Reputation: 57
I have a data set as below and I want to calculate Rolling Sum Expense each 6 months for each customer using Pyspark. I have using window in pyspark.sql.function but did not success. I just wonder if anyone can help me with this.
Thank you.
In summary, the process is as follows:
Here is the sample data
d = [
{'id': 1, 'Month': 1, 'expense': 11.0,},
{'id': 1, 'Month': 1, 'expense': 15.0},
{'id': 1, 'Month': 1, 'expense': 16.0},
{'id': 1, 'Month': 2, 'expense': 12.0},
{'id': 1, 'Month': 2, 'expense': 14.0},
{'id': 1, 'Month': 3, 'expense': 6.0},
{'id': 1, 'Month': 3, 'expense': 7.0},
{'id': 1, 'Month': 3, 'expense': 4.0},
{'id': 1, 'Month': 4, 'expense': 4.0},
{'id': 1, 'Month': 5, 'expense': 6.0},
{'id': 1, 'Month': 6, 'expense': 7.0},
{'id': 1, 'Month': 7, 'expense': 8.0},
{'id': 1, 'Month': 8, 'expense': 9.0},
{'id': 2, 'Month': 1, 'expense': 1.0},
{'id': 2, 'Month': 1, 'expense': 5.0},
{'id': 2, 'Month': 1, 'expense': 6.0},
{'id': 2, 'Month': 2, 'expense': 2.0},
{'id': 2, 'Month': 2, 'expense': 4.0},
{'id': 2, 'Month': 3, 'expense': 14.0},
{'id': 2, 'Month': 3, 'expense': 17.0},
{'id': 2, 'Month': 3, 'expense': 16.0},
{'id': 1, 'Month': 4, 'expense': 4.0},
{'id': 1, 'Month': 5, 'expense': 6.0},
{'id': 1, 'Month': 6, 'expense': 7.0},
{'id': 1, 'Month': 7, 'expense': 8.0},
{'id': 1, 'Month': 8, 'expense': 9.0}]
Upvotes: 0
Views: 692
Reputation: 3419
You can use the rangeBetween
function to calculate the rolling sum.
I'm defining my frame boundaries as rangeBetween(-1, 0)
. -1
denotes one-off before the current row, and 0
represents the current row.

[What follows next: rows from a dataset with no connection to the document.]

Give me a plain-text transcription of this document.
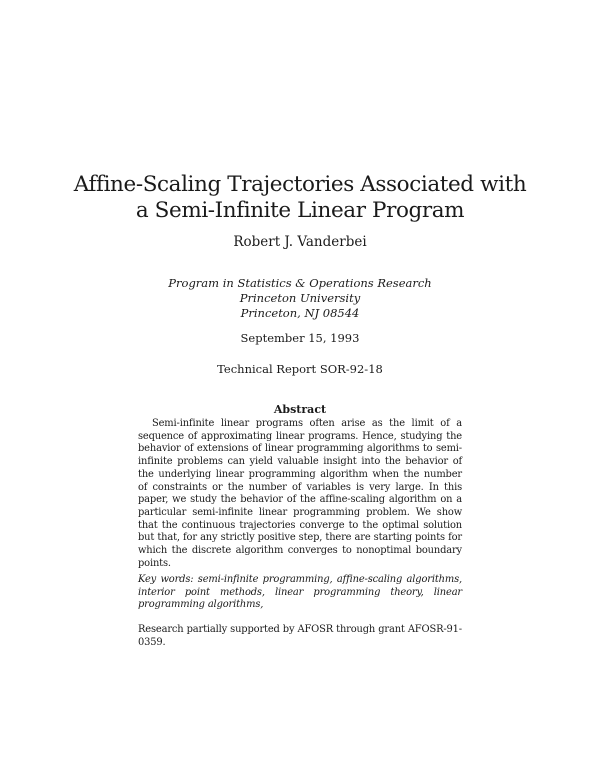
Affine-Scaling Trajectories Associated with
a Semi-Infinite Linear Program
Robert J. Vanderbei
Program in Statistics & Operations Research
Princeton University
Princeton, NJ 08544
September 15, 1993
Technical Report SOR-92-18
Abstract

Semi-infinite linear programs often arise as the limit of a sequence of approximating linear programs. Hence, studying the behavior of extensions of linear programming algorithms to semi-infinite problems can yield valuable insight into the behavior of the underlying linear programming algorithm when the number of constraints or the number of variables is very large. In this paper, we study the behavior of the affine-scaling algorithm on a particular semi-infinite linear programming problem. We show that the continuous trajectories converge to the optimal solution but that, for any strictly positive step, there are starting points for which the discrete algorithm converges to nonoptimal boundary points.

Key words: semi-infinite programming, affine-scaling algorithms, interior point methods, linear programming theory, linear programming algorithms,

Research partially supported by AFOSR through grant AFOSR-91-0359.
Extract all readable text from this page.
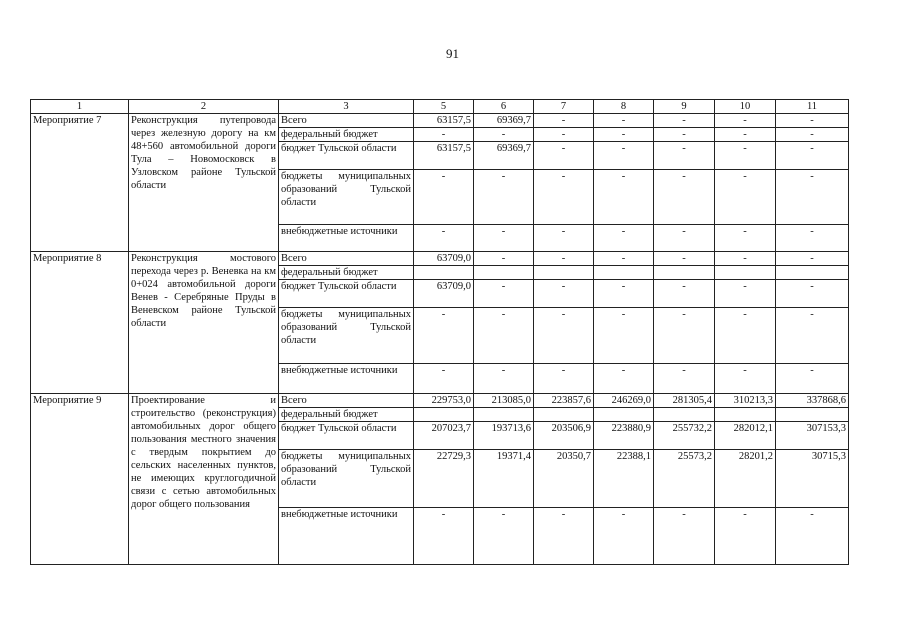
91
1	2	3	5	6	7	8	9	10	11
Мероприятие 7	Реконструкция путепровода через железную дорогу на км 48+560 автомобильной дороги Тула – Новомосковск в Узловском районе Тульской области	Всего	63157,5	69369,7	-	-	-	-	-
		федеральный бюджет	-	-	-	-	-	-	-
		бюджет Тульской области	63157,5	69369,7	-	-	-	-	-
		бюджеты муниципальных образований Тульской области	-	-	-	-	-	-	-
		внебюджетные источники	-	-	-	-	-	-	-
Мероприятие 8	Реконструкция мостового перехода через р. Веневка на км 0+024 автомобильной дороги Венев - Серебряные Пруды в Веневском районе Тульской области	Всего	63709,0	-	-	-	-	-	-
		федеральный бюджет							
		бюджет Тульской области	63709,0	-	-	-	-	-	-
		бюджеты муниципальных образований Тульской области	-	-	-	-	-	-	-
		внебюджетные источники	-	-	-	-	-	-	-
Мероприятие 9	Проектирование и строительство (реконструкция) автомобильных дорог общего пользования местного значения с твердым покрытием до сельских населенных пунктов, не имеющих круглогодичной связи с сетью автомобильных дорог общего пользования	Всего	229753,0	213085,0	223857,6	246269,0	281305,4	310213,3	337868,6
		федеральный бюджет							
		бюджет Тульской области	207023,7	193713,6	203506,9	223880,9	255732,2	282012,1	307153,3
		бюджеты муниципальных образований Тульской области	22729,3	19371,4	20350,7	22388,1	25573,2	28201,2	30715,3
		внебюджетные источники	-	-	-	-	-	-	-
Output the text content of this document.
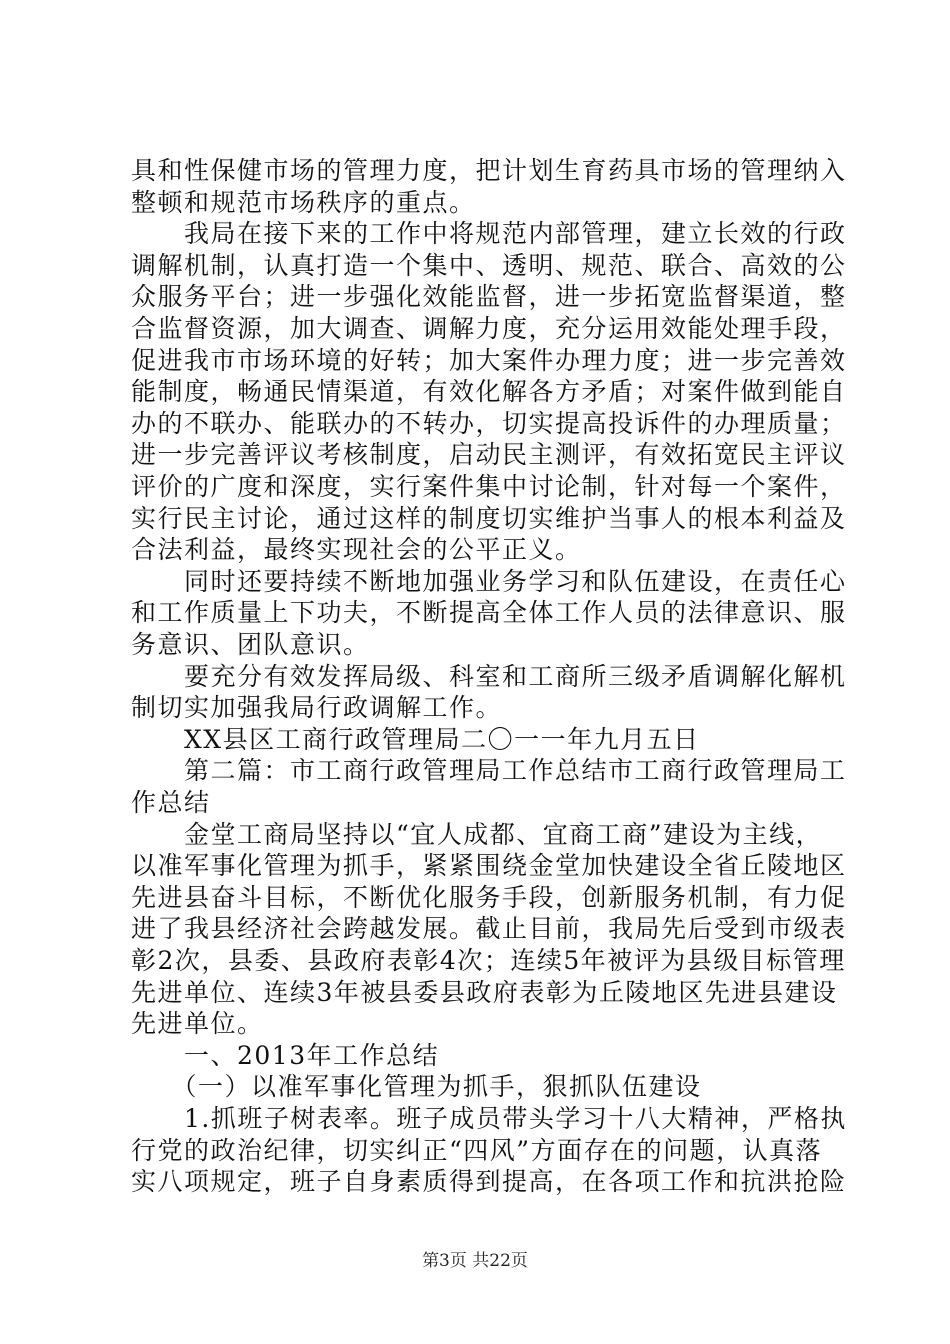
具和性保健市场的管理力度，把计划生育药具市场的管理纳入
整顿和规范市场秩序的重点。
　　我局在接下来的工作中将规范内部管理，建立长效的行政
调解机制，认真打造一个集中、透明、规范、联合、高效的公
众服务平台；进一步强化效能监督，进一步拓宽监督渠道，整
合监督资源，加大调查、调解力度，充分运用效能处理手段，
促进我市市场环境的好转；加大案件办理力度；进一步完善效
能制度，畅通民情渠道，有效化解各方矛盾；对案件做到能自
办的不联办、能联办的不转办，切实提高投诉件的办理质量；
进一步完善评议考核制度，启动民主测评，有效拓宽民主评议
评价的广度和深度，实行案件集中讨论制，针对每一个案件，
实行民主讨论，通过这样的制度切实维护当事人的根本利益及
合法利益，最终实现社会的公平正义。
　　同时还要持续不断地加强业务学习和队伍建设，在责任心
和工作质量上下功夫，不断提高全体工作人员的法律意识、服
务意识、团队意识。
　　要充分有效发挥局级、科室和工商所三级矛盾调解化解机
制切实加强我局行政调解工作。
　　XX县区工商行政管理局二〇一一年九月五日
　　第二篇：市工商行政管理局工作总结市工商行政管理局工
作总结
　　金堂工商局坚持以“宜人成都、宜商工商”建设为主线，
以准军事化管理为抓手，紧紧围绕金堂加快建设全省丘陵地区
先进县奋斗目标，不断优化服务手段，创新服务机制，有力促
进了我县经济社会跨越发展。截止目前，我局先后受到市级表
彰2次，县委、县政府表彰4次；连续5年被评为县级目标管理
先进单位、连续3年被县委县政府表彰为丘陵地区先进县建设
先进单位。
　　一、2013年工作总结
　　（一）以准军事化管理为抓手，狠抓队伍建设
　　1.抓班子树表率。班子成员带头学习十八大精神，严格执
行党的政治纪律，切实纠正“四风”方面存在的问题，认真落
实八项规定，班子自身素质得到提高，在各项工作和抗洪抢险
第3页 共22页
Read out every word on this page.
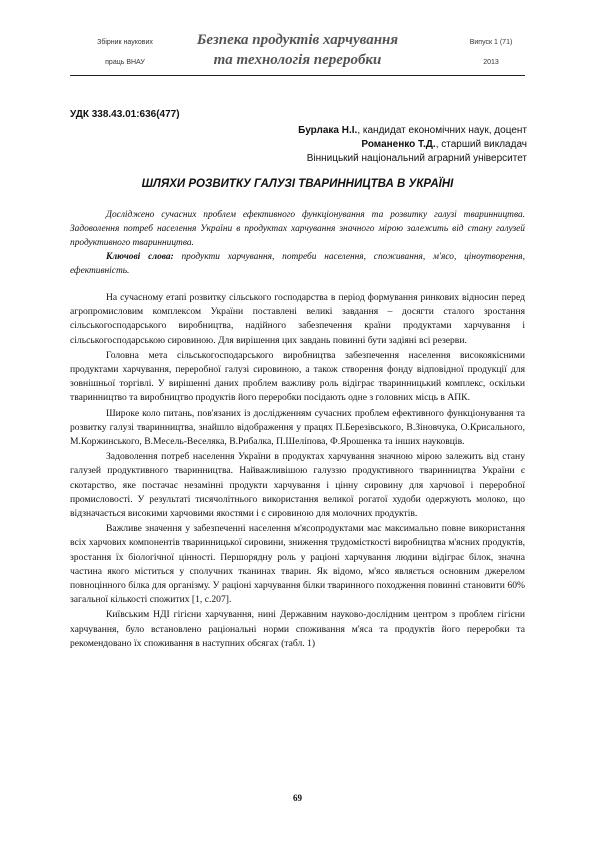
Збірник наукових
праць ВНАУ
Безпека продуктів харчування
та технологія переробки
Випуск 1 (71)
2013
УДК 338.43.01:636(477)
Бурлака Н.І., кандидат економічних наук, доцент
Романенко Т.Д., старший викладач
Вінницький національний аграрний університет
ШЛЯХИ РОЗВИТКУ ГАЛУЗІ ТВАРИННИЦТВА В УКРАЇНІ

Досліджено сучасних проблем ефективного функціонування та розвитку галузі тваринництва. Задоволення потреб населення України в продуктах харчування значного мірою залежить від стану галузей продуктивного тваринництва.

Ключові слова: продукти харчування, потреби населення, споживання, м'ясо, ціноутворення, ефективність.

На сучасному етапі розвитку сільського господарства в період формування ринкових відносин перед агропромисловим комплексом України поставлені великі завдання – досягти сталого зростання сільськогосподарського виробництва, надійного забезпечення країни продуктами харчування і сільськогосподарською сировиною. Для вирішення цих завдань повинні бути задіяні всі резерви.

Головна мета сільськогосподарського виробництва забезпечення населення високоякісними продуктами харчування, переробної галузі сировиною, а також створення фонду відповідної продукції для зовнішньої торгівлі. У вирішенні даних проблем важливу роль відіграє тваринницький комплекс, оскільки тваринництво та виробництво продуктів його переробки посідають одне з головних місць в АПК.

Широке коло питань, пов'язаних із дослідженням сучасних проблем ефективного функціонування та розвитку галузі тваринництва, знайшло відображення у працях П.Березівського, В.Зіновчука, О.Крисального, М.Коржинського, В.Месель-Веселяка, В.Рибалка, П.Шеліпова, Ф.Ярошенка та інших науковців.

Задоволення потреб населення України в продуктах харчування значною мірою залежить від стану галузей продуктивного тваринництва. Найважливішою галуззю продуктивного тваринництва України є скотарство, яке постачає незамінні продукти харчування і цінну сировину для харчової і переробної промисловості. У результаті тисячолітнього використання великої рогатої худоби одержують молоко, що відзначається високими харчовими якостями і є сировиною для молочних продуктів.

Важливе значення у забезпеченні населення м'ясопродуктами має максимально повне використання всіх харчових компонентів тваринницької сировини, зниження трудомісткості виробництва м'ясних продуктів, зростання їх біологічної цінності. Першорядну роль у раціоні харчування людини відіграє білок, значна частина якого міститься у сполучних тканинах тварин. Як відомо, м'ясо являється основним джерелом повноцінного білка для організму. У раціоні харчування білки тваринного походження повинні становити 60% загальної кількості спожитих [1, с.207].

Київським НДІ гігієни харчування, нині Державним науково-дослідним центром з проблем гігієни харчування, було встановлено раціональні норми споживання м'яса та продуктів його переробки та рекомендовано їх споживання в наступних обсягах (табл. 1)

69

Aggregating over this frame gives you a two-month rolling average:
from pyspark.sql import functions as F
from pyspark.sql.functions import col
from pyspark.sql.window import Window
w = Window().partitionBy("id").orderBy('Month')
df.groupBy("id", "Month").agg(F.sum(col("expense")).alias("total_expense")) \
.withColumn("rank", F.row_number().over(w)) \
.withColumn("two_month_rolling_sum", F.sum(col("total_expense")).over(w.rangeBetween(-1, 0))) \
.filter(col("rank")!=1)\
.drop("total_expense", "rank")\
.orderBy("id", "Month").show()
Output:
+---+-----+---------------------+
| id|Month|two_month_rolling_sum|
+---+-----+---------------------+
| 1| 2| 68.0|
| 1| 3| 43.0|
| 2| 2| 18.0|
| 2| 3| 53.0|
+---+-----+---------------------+
Upvotes: 0